The story layer is where the comparison becomes more about consequences than format. Fallout 4 uses Commonwealth exploration, settlement building, weapon modding, and power armor alongside its authored world to make decisions feel attached to characters and places. Madboys uses a smaller but more systemic fantasy frame: heroes have personalities, relationships, fears, goals, and story arcs that can react to raid outcomes. The Council and factions can alter risks, rewards, enemy pressure, and world conditions. Instead of one large authored journey, Madboys aims for a living kingdom rhythm where repeated raids feed personal hero stories and kingdom-level changes.

Who should try Madboys?

Players looking for games like Fallout 4 should try Madboys if they are not asking for the same camera, same controls, same world scale, or same campaign structure.
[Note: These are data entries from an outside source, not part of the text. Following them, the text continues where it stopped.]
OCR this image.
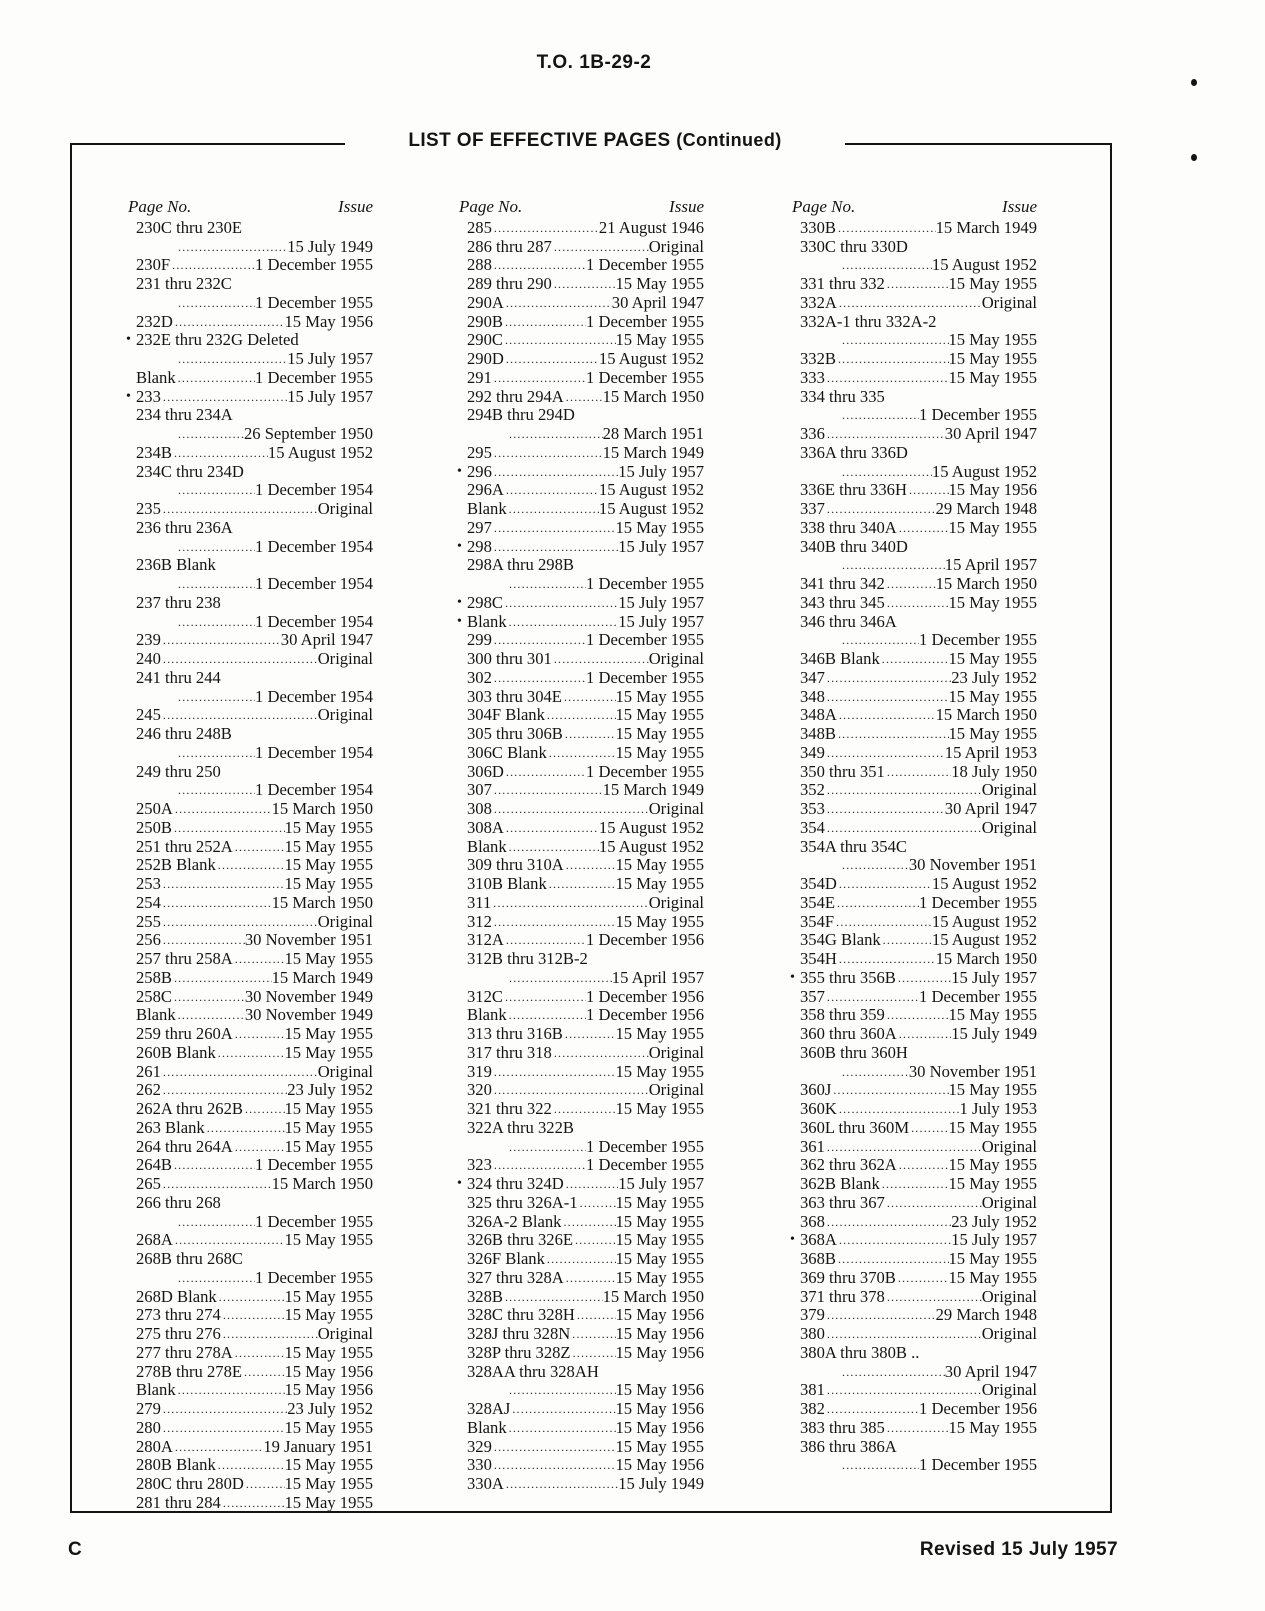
T.O. 1B-29-2
LIST OF EFFECTIVE PAGES (Continued)
Page No.	Issue
230C thru 230E
.....
15 July 1949
230F .....	1 December 1955
231 thru 232C
.....
1 December 1955
232D .....	15 May 1956
• 232E thru 232G Deleted
.....
15 July 1957
Blank .....	1 December 1955
• 233 .....	15 July 1957
234 thru 234A
.....
26 September 1950
234B .....	15 August 1952
234C thru 234D
.....
1 December 1954
235 .....	Original
236 thru 236A
.....
1 December 1954
236B Blank
.....
1 December 1954
237 thru 238
.....
1 December 1954
239 .....	30 April 1947
240 .....	Original
241 thru 244
.....
1 December 1954
245 .....	Original
246 thru 248B
.....
1 December 1954
249 thru 250
.....
1 December 1954
250A .....	15 March 1950
250B .....	15 May 1955
251 thru 252A .....	15 May 1955
252B Blank .....	15 May 1955
253 .....	15 May 1955
254 .....	15 March 1950
255 .....	Original
256 .....	30 November 1951
257 thru 258A .....	15 May 1955
258B .....	15 March 1949
258C .....	30 November 1949
Blank .....	30 November 1949
259 thru 260A .....	15 May 1955
260B Blank .....	15 May 1955
261 .....	Original
262 .....	23 July 1952
262A thru 262B .....	15 May 1955
263 Blank .....	15 May 1955
264 thru 264A .....	15 May 1955
264B .....	1 December 1955
265 .....	15 March 1950
266 thru 268
.....
1 December 1955
268A .....	15 May 1955
268B thru 268C
.....
1 December 1955
268D Blank .....	15 May 1955
273 thru 274 .....	15 May 1955
275 thru 276 .....	Original
277 thru 278A .....	15 May 1955
278B thru 278E .....	15 May 1956
Blank .....	15 May 1956
279 .....	23 July 1952
280 .....	15 May 1955
280A .....	19 January 1951
280B Blank .....	15 May 1955
280C thru 280D ..... 15 May 1955
281 thru 284 .....	15 May 1955
Page No.	Issue
285 .....	21 August 1946
286 thru 287 .....	Original
288 .....	1 December 1955
289 thru 290 .....	15 May 1955
290A .....	30 April 1947
290B .....	1 December 1955
290C .....	15 May 1955
290D .....	15 August 1952
291 .....	1 December 1955
292 thru 294A ..... 15 March 1950
294B thru 294D
.....
28 March 1951
295 .....	15 March 1949
• 296 .....	15 July 1957
296A .....	15 August 1952
Blank .....	15 August 1952
297 .....	15 May 1955
• 298 .....	15 July 1957
298A thru 298B
.....
1 December 1955
• 298C .....	15 July 1957
• Blank .....	15 July 1957
299 .....	1 December 1955
300 thru 301 .....	Original
302 .....	1 December 1955
303 thru 304E .....	15 May 1955
304F Blank .....	15 May 1955
305 thru 306B .....	15 May 1955
306C Blank .....	15 May 1955
306D .....	1 December 1955
307 .....	15 March 1949
308 .....	Original
308A .....	15 August 1952
Blank .....	15 August 1952
309 thru 310A .....	15 May 1955
310B Blank .....	15 May 1955
311 .....	Original
312 .....	15 May 1955
312A .....	1 December 1956
312B thru 312B-2
.....
15 April 1957
312C .....	1 December 1956
Blank .....	1 December 1956
313 thru 316B .....	15 May 1955
317 thru 318 .....	Original
319 .....	15 May 1955
320 .....	Original
321 thru 322 .....	15 May 1955
322A thru 322B
.....
1 December 1955
323 .....	1 December 1955
• 324 thru 324D .....	15 July 1957
325 thru 326A-1 ..... 15 May 1955
326A-2 Blank .....	15 May 1955
326B thru 326E .....	15 May 1955
326F Blank .....	15 May 1955
327 thru 328A .....	15 May 1955
328B .....	15 March 1950
328C thru 328H ..... 15 May 1956
328J thru 328N .....	15 May 1956
328P thru 328Z .....	15 May 1956
328AA thru 328AH
.....
15 May 1956
328AJ .....	15 May 1956
Blank .....	15 May 1956
329 .....	15 May 1955
330 .....	15 May 1956
330A .....	15 July 1949
Page No.	Issue
330B .....	15 March 1949
330C thru 330D
.....
15 August 1952
331 thru 332 .....	15 May 1955
332A .....	Original
332A-1 thru 332A-2
.....
15 May 1955
332B .....	15 May 1955
333 .....	15 May 1955
334 thru 335
.....
1 December 1955
336 .....	30 April 1947
336A thru 336D
.....
15 August 1952
336E thru 336H .....	15 May 1956
337 .....	29 March 1948
338 thru 340A .....	15 May 1955
340B thru 340D
.....
15 April 1957
341 thru 342 .....	15 March 1950
343 thru 345 .....	15 May 1955
346 thru 346A
.....
1 December 1955
346B Blank .....	15 May 1955
347 .....	23 July 1952
348 .....	15 May 1955
348A .....	15 March 1950
348B .....	15 May 1955
349 .....	15 April 1953
350 thru 351 .....	18 July 1950
352 .....	Original
353 .....	30 April 1947
354 .....	Original
354A thru 354C
.....
30 November 1951
354D .....	15 August 1952
354E .....	1 December 1955
354F .....	15 August 1952
354G Blank .....	15 August 1952
354H .....	15 March 1950
• 355 thru 356B .....	15 July 1957
357 .....	1 December 1955
358 thru 359 .....	15 May 1955
360 thru 360A .....	15 July 1949
360B thru 360H
.....
30 November 1951
360J .....	15 May 1955
360K .....	1 July 1953
360L thru 360M ..... 15 May 1955
361 .....	Original
362 thru 362A .....	15 May 1955
362B Blank .....	15 May 1955
363 thru 367 .....	Original
368 .....	23 July 1952
• 368A .....	15 July 1957
368B .....	15 May 1955
369 thru 370B .....	15 May 1955
371 thru 378 .....	Original
379 .....	29 March 1948
380 .....	Original
380A thru 380B ..
.....
30 April 1947
381 .....	Original
382 .....	1 December 1956
383 thru 385 .....	15 May 1955
386 thru 386A
.....
1 December 1955
C	Revised 15 July 1957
The strongest fit is someone who enjoys loot scavenging, gear upgrades, companion travel, settlement progression, and faction pressure and is open to a more compact tactical roguelite RPG. Madboys is especially relevant for players who like party roles, readable choices, buildcraft, dungeon risk, and consequences between missions. It is a weaker fit for someone who mainly wants the exact signature experience of Fallout 4, but a stronger fit for someone who wants related RPG satisfaction in mobile-first sessions.

Pre-register for Madboys

Try tactical roguelite raids with AI heroes, squad builds, and a kingdom that changes between runs.

FAQ

Does Madboys have settlement building like Fallout 4?

No, not exactly. The useful comparison is narrower: Madboys does not copy that specific Fallout 4 system, but it does use tactical raids, hero builds, AI story arcs, and kingdom consequences to create meaningful RPG decisions between missions.

Are games like Fallout 4 a good reason to try Madboys?

Yes, if your search for games like Fallout 4 is really about finding tactical choices, party growth, readable RPG pressure, and consequences between missions. It is not the same game, but it can satisfy a related motivation in shorter raids.

What makes Madboys different from Fallout 4?

Madboys is built around mobile-first tactical squad raids, equipment, runes, classes, artifacts, AI heroes, Council decisions, and kingdom progression. Madboys is not a first-person Fallout sandbox and it does not replace Commonwealth exploration, gun customization, settlement building, or power-armor fantasy.